Last update: July 20, 2009 - 9:48 PM

Rep. Betty McCollum, D-Minn., said Monday she thinks the House will pass health-care reform this year, but that to get her vote, the bill must address inequities in the federal Medicare program that "penalize Minnesota and other high-quality, low-cost states.''

"I think we can get that. And I think we can get the bill passed fairly quickly in the House," McCollum said in St. Paul after taking testimony from 14 Minnesotans on health care reform.

A member of the powerful House Appropriations Committee, McCollum also said she is hearing growing support for a controversial provision that would provide a government-run option to compete with private health insurers.

She said support is coming from both liberal advocates of a single-payer system and people who now have private insurance "who want a public option to fall back on" if their insurance plans or their own needs change.

"I wasn't hearing that a couple of months ago," she said.

McCollum conducted the St. Paul forum in a week when pressure is mounting on Democratic leaders in Congress to deliver health-care legislation. Some centrist Democrats have balked at the cost of the leading House bill, and President Obama said Friday he's counting on both houses of Congress to pass overhauls of the $2.3 trillion health care system that do not drive up the federal deficit.

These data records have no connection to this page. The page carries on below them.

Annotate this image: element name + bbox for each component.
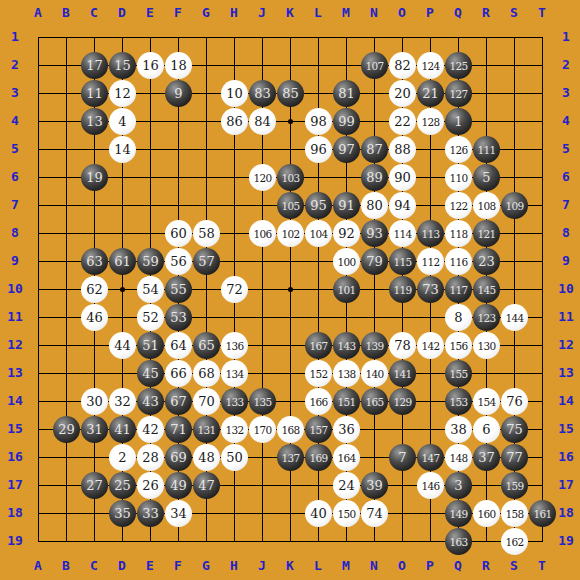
stone-move-number: 13 [86,114,103,129]
stone-S19[interactable]: 162 [501,528,528,555]
stone-move-number: 123 [477,312,495,324]
stone-R9[interactable]: 23 [473,248,500,275]
stone-E14[interactable]: 43 [137,388,164,415]
stone-H14[interactable]: 133 [221,388,248,415]
stone-L14[interactable]: 166 [305,388,332,415]
stone-N2[interactable]: 107 [361,52,388,79]
stone-move-number: 118 [449,228,467,240]
stone-O12[interactable]: 78 [389,332,416,359]
stone-move-number: 79 [366,254,383,269]
stone-move-number: 3 [454,478,462,493]
stone-D3[interactable]: 12 [109,80,136,107]
stone-L18[interactable]: 40 [305,500,332,527]
stone-Q19[interactable]: 163 [445,528,472,555]
stone-Q16[interactable]: 148 [445,444,472,471]
stone-move-number: 12 [114,86,131,101]
stone-M4[interactable]: 99 [333,108,360,135]
stone-C9[interactable]: 63 [81,248,108,275]
stone-move-number: 72 [226,282,243,297]
stone-F8[interactable]: 60 [165,220,192,247]
stone-J14[interactable]: 135 [249,388,276,415]
stone-move-number: 126 [449,144,467,156]
stone-move-number: 73 [422,282,439,297]
stone-O2[interactable]: 82 [389,52,416,79]
col-label-top-A: A [25,5,51,21]
stone-move-number: 70 [198,394,215,409]
col-label-bottom-M: M [333,558,359,574]
stone-P4[interactable]: 128 [417,108,444,135]
stone-Q2[interactable]: 125 [445,52,472,79]
stone-O6[interactable]: 90 [389,164,416,191]
stone-M9[interactable]: 100 [333,248,360,275]
stone-move-number: 115 [393,256,411,268]
stone-Q18[interactable]: 149 [445,500,472,527]
stone-Q4[interactable]: 1 [445,108,472,135]
stone-R16[interactable]: 37 [473,444,500,471]
stone-move-number: 23 [478,254,495,269]
stone-F18[interactable]: 34 [165,500,192,527]
stone-M15[interactable]: 36 [333,416,360,443]
stone-move-number: 80 [366,198,383,213]
stone-O4[interactable]: 22 [389,108,416,135]
row-label-left-8: 8 [2,225,28,241]
row-label-left-9: 9 [2,253,28,269]
stone-move-number: 20 [394,86,411,101]
stone-R15[interactable]: 6 [473,416,500,443]
stone-N12[interactable]: 139 [361,332,388,359]
row-label-left-15: 15 [2,421,28,437]
stone-move-number: 8 [454,310,462,325]
stone-K3[interactable]: 85 [277,80,304,107]
stone-R7[interactable]: 108 [473,192,500,219]
stone-C14[interactable]: 30 [81,388,108,415]
stone-Q7[interactable]: 122 [445,192,472,219]
stone-move-number: 109 [505,200,523,212]
stone-move-number: 43 [142,394,159,409]
stone-J6[interactable]: 120 [249,164,276,191]
stone-Q12[interactable]: 156 [445,332,472,359]
stone-N9[interactable]: 79 [361,248,388,275]
stone-Q9[interactable]: 116 [445,248,472,275]
row-label-right-14: 14 [553,393,579,409]
stone-C6[interactable]: 19 [81,164,108,191]
stone-G9[interactable]: 57 [193,248,220,275]
stone-move-number: 44 [114,338,131,353]
stone-G13[interactable]: 68 [193,360,220,387]
stone-S7[interactable]: 109 [501,192,528,219]
stone-move-number: 156 [449,340,467,352]
stone-L15[interactable]: 157 [305,416,332,443]
stone-E17[interactable]: 26 [137,472,164,499]
row-label-right-17: 17 [553,477,579,493]
stone-C11[interactable]: 46 [81,304,108,331]
col-label-bottom-E: E [137,558,163,574]
stone-G8[interactable]: 58 [193,220,220,247]
stone-F9[interactable]: 56 [165,248,192,275]
stone-move-number: 162 [505,536,523,548]
stone-move-number: 31 [86,422,103,437]
stone-move-number: 1 [454,114,462,129]
row-label-left-10: 10 [2,281,28,297]
col-label-bottom-D: D [109,558,135,574]
stone-K7[interactable]: 105 [277,192,304,219]
stone-O3[interactable]: 20 [389,80,416,107]
stone-O16[interactable]: 7 [389,444,416,471]
stone-E18[interactable]: 33 [137,500,164,527]
stone-move-number: 30 [86,394,103,409]
col-label-top-O: O [389,5,415,21]
stone-move-number: 91 [338,198,355,213]
row-label-right-10: 10 [553,281,579,297]
stone-H16[interactable]: 50 [221,444,248,471]
stone-move-number: 89 [366,170,383,185]
stone-move-number: 131 [197,424,215,436]
col-label-top-Q: Q [445,5,471,21]
stone-L5[interactable]: 96 [305,136,332,163]
stone-N7[interactable]: 80 [361,192,388,219]
stone-M5[interactable]: 97 [333,136,360,163]
stone-R18[interactable]: 160 [473,500,500,527]
stone-move-number: 32 [114,394,131,409]
stone-D14[interactable]: 32 [109,388,136,415]
stone-move-number: 66 [170,366,187,381]
stone-S18[interactable]: 158 [501,500,528,527]
stone-move-number: 99 [338,114,355,129]
stone-E10[interactable]: 54 [137,276,164,303]
stone-E2[interactable]: 16 [137,52,164,79]
stone-Q11[interactable]: 8 [445,304,472,331]
stone-P10[interactable]: 73 [417,276,444,303]
stone-move-number: 19 [86,170,103,185]
stone-Q5[interactable]: 126 [445,136,472,163]
stone-move-number: 68 [198,366,215,381]
stone-D15[interactable]: 41 [109,416,136,443]
stone-N8[interactable]: 93 [361,220,388,247]
stone-Q14[interactable]: 153 [445,388,472,415]
stone-G12[interactable]: 65 [193,332,220,359]
star-point-D10 [120,287,125,292]
stone-F13[interactable]: 66 [165,360,192,387]
stone-P2[interactable]: 124 [417,52,444,79]
stone-move-number: 125 [449,60,467,72]
stone-S17[interactable]: 159 [501,472,528,499]
stone-S16[interactable]: 77 [501,444,528,471]
stone-Q17[interactable]: 3 [445,472,472,499]
stone-move-number: 39 [366,478,383,493]
stone-C15[interactable]: 31 [81,416,108,443]
stone-move-number: 159 [505,480,523,492]
stone-Q15[interactable]: 38 [445,416,472,443]
row-label-left-3: 3 [2,85,28,101]
stone-O13[interactable]: 141 [389,360,416,387]
stone-Q8[interactable]: 118 [445,220,472,247]
stone-S14[interactable]: 76 [501,388,528,415]
stone-move-number: 49 [170,478,187,493]
stone-J3[interactable]: 83 [249,80,276,107]
row-label-left-14: 14 [2,393,28,409]
stone-move-number: 106 [253,228,271,240]
stone-L7[interactable]: 95 [305,192,332,219]
stone-P16[interactable]: 147 [417,444,444,471]
stone-move-number: 37 [478,450,495,465]
stone-S11[interactable]: 144 [501,304,528,331]
stone-L13[interactable]: 152 [305,360,332,387]
stone-L4[interactable]: 98 [305,108,332,135]
stone-M18[interactable]: 150 [333,500,360,527]
stone-move-number: 145 [477,284,495,296]
row-label-right-18: 18 [553,505,579,521]
stone-E13[interactable]: 45 [137,360,164,387]
col-label-top-G: G [193,5,219,21]
stone-O7[interactable]: 94 [389,192,416,219]
stone-move-number: 136 [225,340,243,352]
stone-E11[interactable]: 52 [137,304,164,331]
stone-H15[interactable]: 132 [221,416,248,443]
row-label-right-9: 9 [553,253,579,269]
stone-move-number: 132 [225,424,243,436]
row-label-left-17: 17 [2,477,28,493]
stone-P17[interactable]: 146 [417,472,444,499]
stone-S15[interactable]: 75 [501,416,528,443]
stone-F3[interactable]: 9 [165,80,192,107]
stone-move-number: 152 [309,368,327,380]
stone-O9[interactable]: 115 [389,248,416,275]
stone-move-number: 60 [170,226,187,241]
stone-G15[interactable]: 131 [193,416,220,443]
grid-line-col-N [374,37,375,542]
stone-move-number: 63 [86,254,103,269]
stone-move-number: 153 [449,396,467,408]
stone-move-number: 128 [421,116,439,128]
stone-H10[interactable]: 72 [221,276,248,303]
stone-E15[interactable]: 42 [137,416,164,443]
stone-F14[interactable]: 67 [165,388,192,415]
stone-move-number: 143 [337,340,355,352]
stone-move-number: 9 [174,86,182,101]
stone-move-number: 78 [394,338,411,353]
col-label-bottom-S: S [501,558,527,574]
stone-move-number: 88 [394,142,411,157]
stone-C10[interactable]: 62 [81,276,108,303]
row-label-left-6: 6 [2,169,28,185]
stone-move-number: 28 [142,450,159,465]
stone-M14[interactable]: 151 [333,388,360,415]
stone-move-number: 83 [254,86,271,101]
stone-N6[interactable]: 89 [361,164,388,191]
stone-move-number: 25 [114,478,131,493]
row-label-right-15: 15 [553,421,579,437]
stone-R14[interactable]: 154 [473,388,500,415]
stone-move-number: 42 [142,422,159,437]
col-label-top-E: E [137,5,163,21]
stone-R8[interactable]: 121 [473,220,500,247]
stone-R10[interactable]: 145 [473,276,500,303]
stone-L12[interactable]: 167 [305,332,332,359]
stone-move-number: 58 [198,226,215,241]
stone-N17[interactable]: 39 [361,472,388,499]
row-label-left-11: 11 [2,309,28,325]
stone-G16[interactable]: 48 [193,444,220,471]
row-label-left-18: 18 [2,505,28,521]
stone-move-number: 41 [114,422,131,437]
star-point-K4 [288,119,293,124]
stone-move-number: 69 [170,450,187,465]
stone-M16[interactable]: 164 [333,444,360,471]
stone-D2[interactable]: 15 [109,52,136,79]
stone-move-number: 38 [450,422,467,437]
stone-O10[interactable]: 119 [389,276,416,303]
row-label-right-8: 8 [553,225,579,241]
stone-L16[interactable]: 169 [305,444,332,471]
stone-move-number: 101 [337,284,355,296]
stone-J8[interactable]: 106 [249,220,276,247]
stone-P8[interactable]: 113 [417,220,444,247]
stone-move-number: 77 [506,450,523,465]
stone-move-number: 137 [281,452,299,464]
stone-G17[interactable]: 47 [193,472,220,499]
stone-R6[interactable]: 5 [473,164,500,191]
stone-M17[interactable]: 24 [333,472,360,499]
stone-move-number: 157 [309,424,327,436]
stone-N13[interactable]: 140 [361,360,388,387]
stone-E9[interactable]: 59 [137,248,164,275]
go-board-diagram: AABBCCDDEEFFGGHHJJKKLLMMNNOOPPQQRRSSTT11… [0,0,580,580]
stone-move-number: 4 [118,114,126,129]
stone-F10[interactable]: 55 [165,276,192,303]
stone-F2[interactable]: 18 [165,52,192,79]
stone-O14[interactable]: 129 [389,388,416,415]
stone-move-number: 75 [506,422,523,437]
stone-move-number: 138 [337,368,355,380]
stone-move-number: 170 [253,424,271,436]
stone-move-number: 108 [477,200,495,212]
stone-move-number: 17 [86,58,103,73]
stone-E16[interactable]: 28 [137,444,164,471]
stone-move-number: 140 [365,368,383,380]
stone-N5[interactable]: 87 [361,136,388,163]
stone-T18[interactable]: 161 [529,500,556,527]
row-label-right-4: 4 [553,113,579,129]
stone-move-number: 82 [394,58,411,73]
stone-C2[interactable]: 17 [81,52,108,79]
stone-move-number: 24 [338,478,355,493]
stone-D17[interactable]: 25 [109,472,136,499]
stone-H13[interactable]: 134 [221,360,248,387]
col-label-bottom-L: L [305,558,331,574]
stone-R5[interactable]: 111 [473,136,500,163]
stone-move-number: 57 [198,254,215,269]
stone-move-number: 76 [506,394,523,409]
stone-K8[interactable]: 102 [277,220,304,247]
stone-E12[interactable]: 51 [137,332,164,359]
stone-K15[interactable]: 168 [277,416,304,443]
stone-M13[interactable]: 138 [333,360,360,387]
col-label-bottom-F: F [165,558,191,574]
stone-move-number: 102 [281,228,299,240]
stone-C17[interactable]: 27 [81,472,108,499]
stone-M12[interactable]: 143 [333,332,360,359]
stone-D9[interactable]: 61 [109,248,136,275]
stone-move-number: 161 [533,508,551,520]
stone-K16[interactable]: 137 [277,444,304,471]
star-point-K10 [288,287,293,292]
stone-F15[interactable]: 71 [165,416,192,443]
stone-move-number: 35 [114,506,131,521]
stone-Q10[interactable]: 117 [445,276,472,303]
stone-move-number: 116 [449,256,467,268]
stone-J15[interactable]: 170 [249,416,276,443]
row-label-right-12: 12 [553,337,579,353]
stone-B15[interactable]: 29 [53,416,80,443]
stone-R12[interactable]: 130 [473,332,500,359]
stone-F16[interactable]: 69 [165,444,192,471]
stone-move-number: 160 [477,508,495,520]
col-label-top-B: B [53,5,79,21]
stone-Q3[interactable]: 127 [445,80,472,107]
stone-move-number: 149 [449,508,467,520]
stone-N14[interactable]: 165 [361,388,388,415]
stone-P3[interactable]: 21 [417,80,444,107]
stone-Q6[interactable]: 110 [445,164,472,191]
stone-L8[interactable]: 104 [305,220,332,247]
stone-move-number: 46 [86,310,103,325]
stone-H3[interactable]: 10 [221,80,248,107]
stone-H4[interactable]: 86 [221,108,248,135]
stone-G14[interactable]: 70 [193,388,220,415]
stone-C4[interactable]: 13 [81,108,108,135]
stone-D5[interactable]: 14 [109,136,136,163]
stone-D16[interactable]: 2 [109,444,136,471]
stone-M8[interactable]: 92 [333,220,360,247]
stone-D12[interactable]: 44 [109,332,136,359]
stone-Q13[interactable]: 155 [445,360,472,387]
col-label-top-L: L [305,5,331,21]
stone-P12[interactable]: 142 [417,332,444,359]
stone-H12[interactable]: 136 [221,332,248,359]
stone-M7[interactable]: 91 [333,192,360,219]
row-label-left-4: 4 [2,113,28,129]
stone-R11[interactable]: 123 [473,304,500,331]
stone-P9[interactable]: 112 [417,248,444,275]
stone-move-number: 167 [309,340,327,352]
row-label-right-11: 11 [553,309,579,325]
stone-D18[interactable]: 35 [109,500,136,527]
stone-move-number: 129 [393,396,411,408]
stone-N18[interactable]: 74 [361,500,388,527]
stone-move-number: 114 [393,228,411,240]
stone-O8[interactable]: 114 [389,220,416,247]
stone-move-number: 74 [366,506,383,521]
stone-J4[interactable]: 84 [249,108,276,135]
stone-move-number: 164 [337,452,355,464]
stone-F12[interactable]: 64 [165,332,192,359]
stone-M3[interactable]: 81 [333,80,360,107]
stone-D4[interactable]: 4 [109,108,136,135]
stone-move-number: 71 [170,422,187,437]
stone-K6[interactable]: 103 [277,164,304,191]
stone-O5[interactable]: 88 [389,136,416,163]
stone-move-number: 155 [449,368,467,380]
row-label-left-1: 1 [2,29,28,45]
stone-move-number: 86 [226,114,243,129]
stone-C3[interactable]: 11 [81,80,108,107]
stone-F17[interactable]: 49 [165,472,192,499]
stone-M10[interactable]: 101 [333,276,360,303]
stone-move-number: 127 [449,88,467,100]
col-label-bottom-G: G [193,558,219,574]
stone-move-number: 81 [338,86,355,101]
stone-F11[interactable]: 53 [165,304,192,331]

The Congressional Budget Office has said the House bill could actually drive up health care costs, but McCollum said that analysis does not account for illness-prevention measures that would save billions of dollars.

Seeking Medicare changes

A group of 21 House Democrats from nine states convened by McCollum and Rep. David Obey, D-Wis., will meet today in Washington to talk strategy for getting the Medicare changes, she said.

"We have the attention of the House leadership. They know that to get the bill, they're going to have to bring fairness to Medicare reimbursement," she said.

Medicare, which covers 44 million elderly and disabled Americans, has payments that vary widely from state to state based on historic patterns of health care costs. Minnesota's rates are among the lowest, with an average of about $7,000 per beneficiary, compared with more than $16,000 in Miami.

Northern states make up most of the low-reimbursement areas and have tried for years to change the formula.

At the hearing Monday, representatives of three hospitals and the AARP in Minnesota urged McCollum to keep up pressure for Medicare changes.

However, doctors and hospitals are also suffering from even lower payments for patients covered by Medicaid, the state-federal health plan for the poor, said Alan Goldbloom, CEO of Children's Hospitals and Clinics of Minnesota.

Medicaid payments, which accounted for 40 percent of Children's revenue last year, covered only 80 percent of the hospital's actual costs, he said.

"Medicare [payments are] generally 20 to 30 percent lower than private plans and Medicaid rates are 30 percent lower," said Goldbloom, who urged that health care reform include covering the full cost of care.